WASHINGTON, Oct 25 (Reuters) World Bank staff have drafted a plan to tackle salinisation and waterlogging in its Indus Basin project in Pakistan, the world's largest irrigation system, according to a copy of a report obtained by Reuters.

The report, prepared ahead of an October 31 board meeting on the plan, says there are risks to delaying implementation of the plan, ''as well as risks arising from technical factors, difficulties in reaching consensus.'' A World Bank inspection panel, convened after complaints from Pakistanis in 2004, concluded in July that the 785 million dollars World Bank project did not sufficiently take into account the downstream effects on local residents.

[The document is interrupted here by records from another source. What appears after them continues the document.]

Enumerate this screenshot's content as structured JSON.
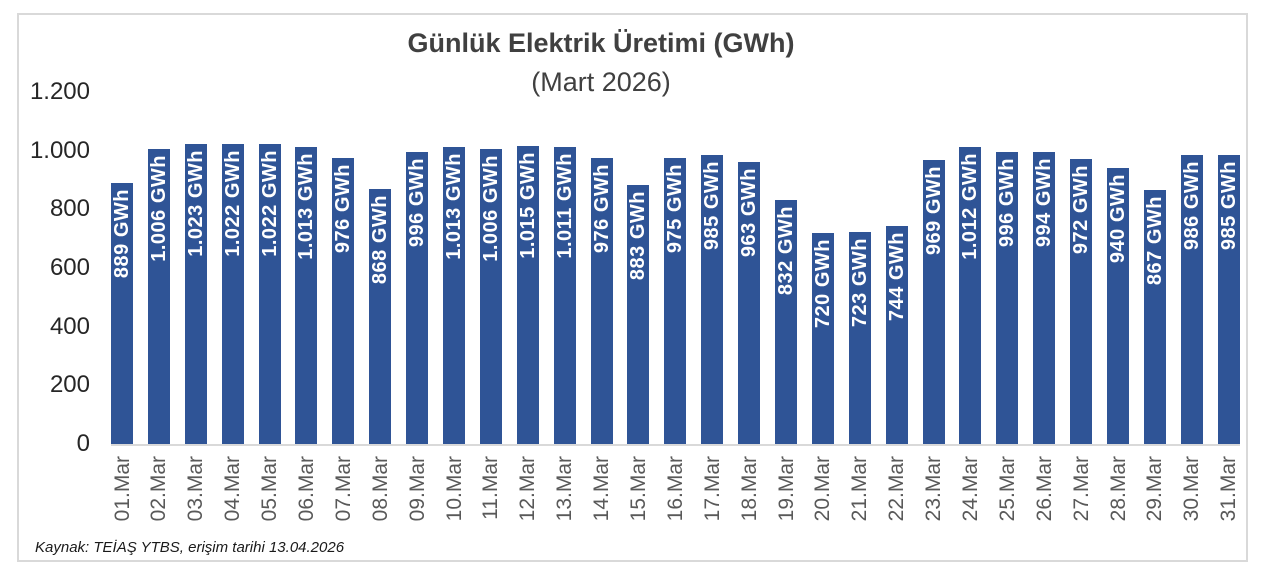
{
  "colors": {
    "bar": "#2F5496",
    "bar_value_label": "#FFFFFF",
    "axis_line": "#D9D9D9",
    "frame_border": "#D9D9D9",
    "title_text": "#404040",
    "y_tick_text": "#262626",
    "x_tick_text": "#595959"
  },
  "footer": "Kaynak: TEİAŞ YTBS, erişim tarihi 13.04.2026",
  "chart_data": {
    "type": "bar",
    "title": "Günlük Elektrik Üretimi (GWh)",
    "subtitle": "(Mart 2026)",
    "xlabel": "",
    "ylabel": "",
    "ylim": [
      0,
      1200
    ],
    "yticks": [
      "1.200",
      "1.000",
      "800",
      "600",
      "400",
      "200",
      "0"
    ],
    "grid": false,
    "legend": false,
    "categories": [
      "01.Mar",
      "02.Mar",
      "03.Mar",
      "04.Mar",
      "05.Mar",
      "06.Mar",
      "07.Mar",
      "08.Mar",
      "09.Mar",
      "10.Mar",
      "11.Mar",
      "12.Mar",
      "13.Mar",
      "14.Mar",
      "15.Mar",
      "16.Mar",
      "17.Mar",
      "18.Mar",
      "19.Mar",
      "20.Mar",
      "21.Mar",
      "22.Mar",
      "23.Mar",
      "24.Mar",
      "25.Mar",
      "26.Mar",
      "27.Mar",
      "28.Mar",
      "29.Mar",
      "30.Mar",
      "31.Mar"
    ],
    "values": [
      889,
      1006,
      1023,
      1022,
      1022,
      1013,
      976,
      868,
      996,
      1013,
      1006,
      1015,
      1011,
      976,
      883,
      975,
      985,
      963,
      832,
      720,
      723,
      744,
      969,
      1012,
      996,
      994,
      972,
      940,
      867,
      986,
      985
    ],
    "value_labels": [
      "889 GWh",
      "1.006 GWh",
      "1.023 GWh",
      "1.022 GWh",
      "1.022 GWh",
      "1.013 GWh",
      "976 GWh",
      "868 GWh",
      "996 GWh",
      "1.013 GWh",
      "1.006 GWh",
      "1.015 GWh",
      "1.011 GWh",
      "976 GWh",
      "883 GWh",
      "975 GWh",
      "985 GWh",
      "963 GWh",
      "832 GWh",
      "720 GWh",
      "723 GWh",
      "744 GWh",
      "969 GWh",
      "1.012 GWh",
      "996 GWh",
      "994 GWh",
      "972 GWh",
      "940 GWh",
      "867 GWh",
      "986 GWh",
      "985 GWh"
    ],
    "source_note": "Kaynak: TEİAŞ YTBS, erişim tarihi 13.04.2026"
  }
}
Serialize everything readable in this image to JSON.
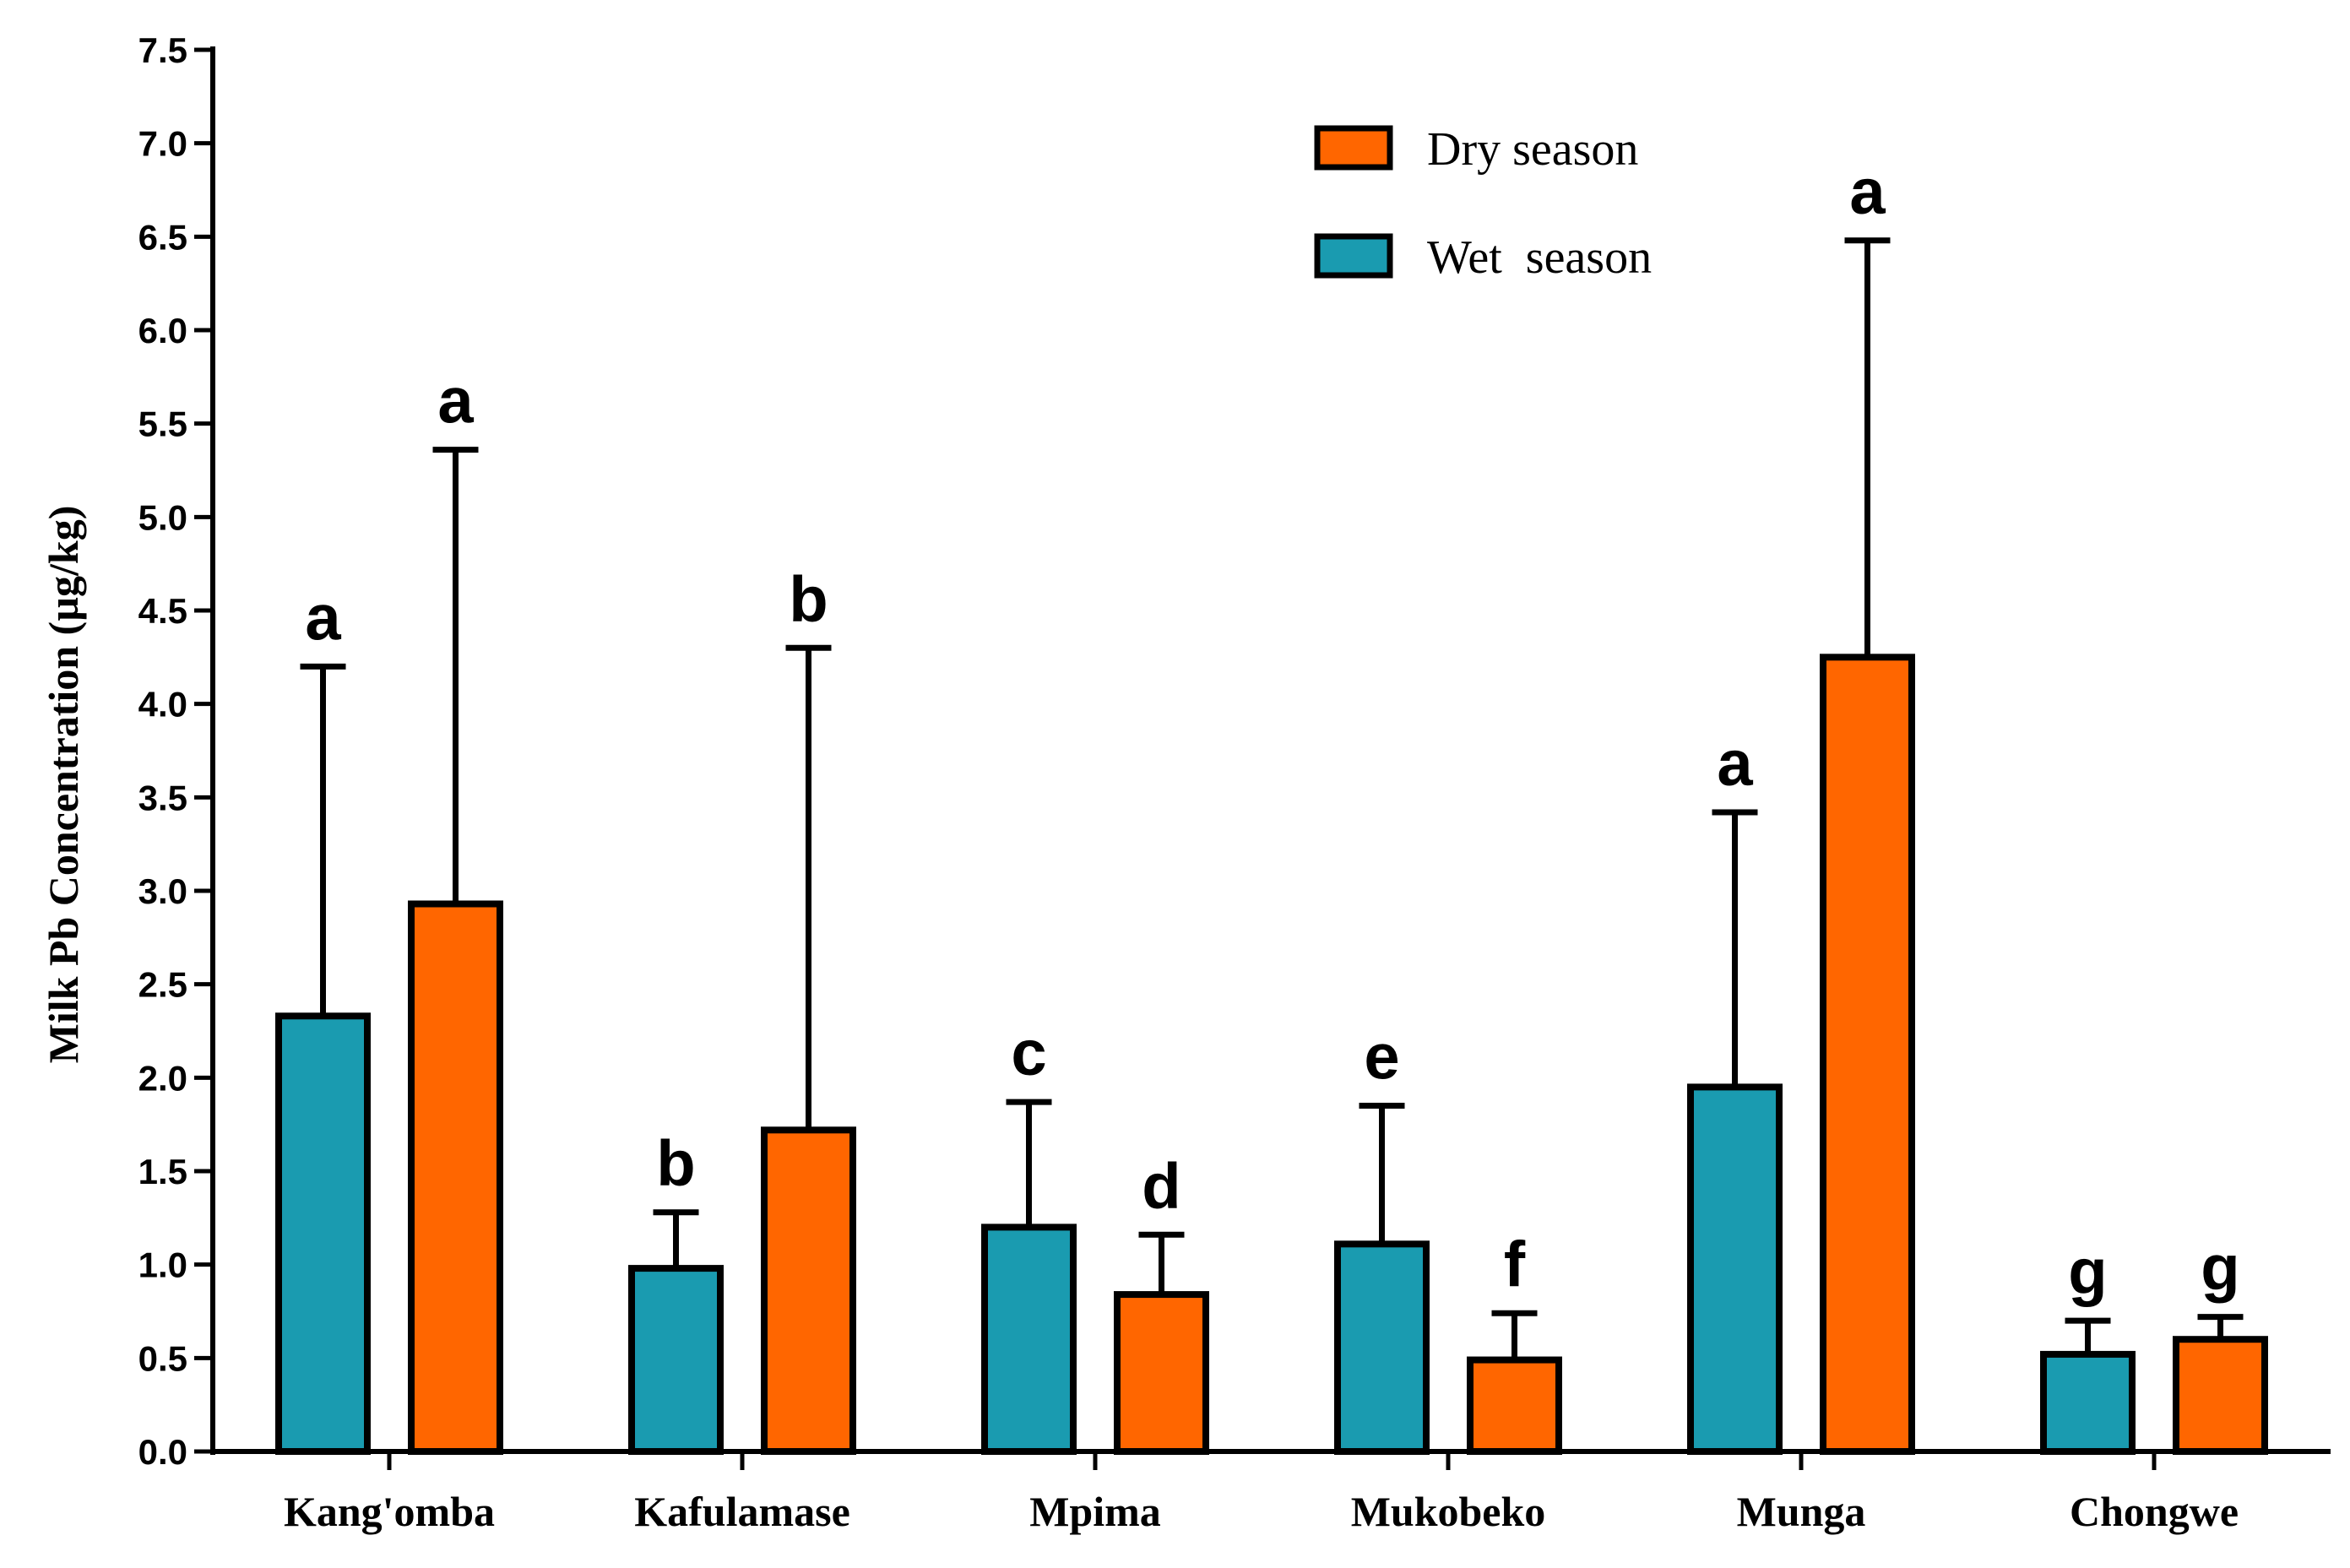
{
  "chart_data": {
    "type": "bar",
    "title": "",
    "xlabel": "",
    "ylabel": "Milk Pb Concentration  (µg/kg)",
    "ylim": [
      0,
      7.5
    ],
    "ytick_labels": [
      "0.0",
      "0.5",
      "1.0",
      "1.5",
      "2.0",
      "2.5",
      "3.0",
      "3.5",
      "4.0",
      "4.5",
      "5.0",
      "5.5",
      "6.0",
      "6.5",
      "7.0",
      "7.5"
    ],
    "grid": false,
    "legend_position": "top-right",
    "categories": [
      "Kang'omba",
      "Kafulamase",
      "Mpima",
      "Mukobeko",
      "Munga",
      "Chongwe"
    ],
    "series": [
      {
        "name": "Wet  season",
        "color": "#1a9bb0",
        "values": [
          2.33,
          0.98,
          1.2,
          1.11,
          1.95,
          0.52
        ],
        "error": [
          1.87,
          0.3,
          0.67,
          0.74,
          1.47,
          0.18
        ],
        "significance": [
          "a",
          "b",
          "c",
          "e",
          "a",
          "g"
        ]
      },
      {
        "name": "Dry season",
        "color": "#ff6600",
        "values": [
          2.93,
          1.72,
          0.84,
          0.49,
          4.25,
          0.6
        ],
        "error": [
          2.43,
          2.58,
          0.32,
          0.25,
          2.23,
          0.12
        ],
        "significance": [
          "a",
          "b",
          "d",
          "f",
          "a",
          "g"
        ]
      }
    ],
    "legend_order": [
      "Dry season",
      "Wet  season"
    ]
  }
}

The Indus irrigates 35.7 million acres, creating an irrigated agriculture system accounting for about a quarter of Pakistan's gross domestic product, two-thirds of its employment and about 80 per cent of its exports, the staff report said.

The World Bank has already spent 18 million dollars on improving living conditions in the affected areas since 2004 and is proposing a flood management and coastal development plan between now and 2009, as well as improving the irrigation and drainage infrastructure between 2009 and 2016.

However, non-governmental organisations, or NGOs, oppose World Bank funding of a new canal and dam network.

''The investigation by the inspection panel shows that the World Bank has not learned the lessons of its earlier fiascoes in the water sector,'' Ann-Kathrin Schneider of the International Rivers Network, an environmental lobbying group, said in a news release.

The Washington-based World Bank is a multilateral lender whose mission is to fight poverty around the world by providing financial and technical assistance.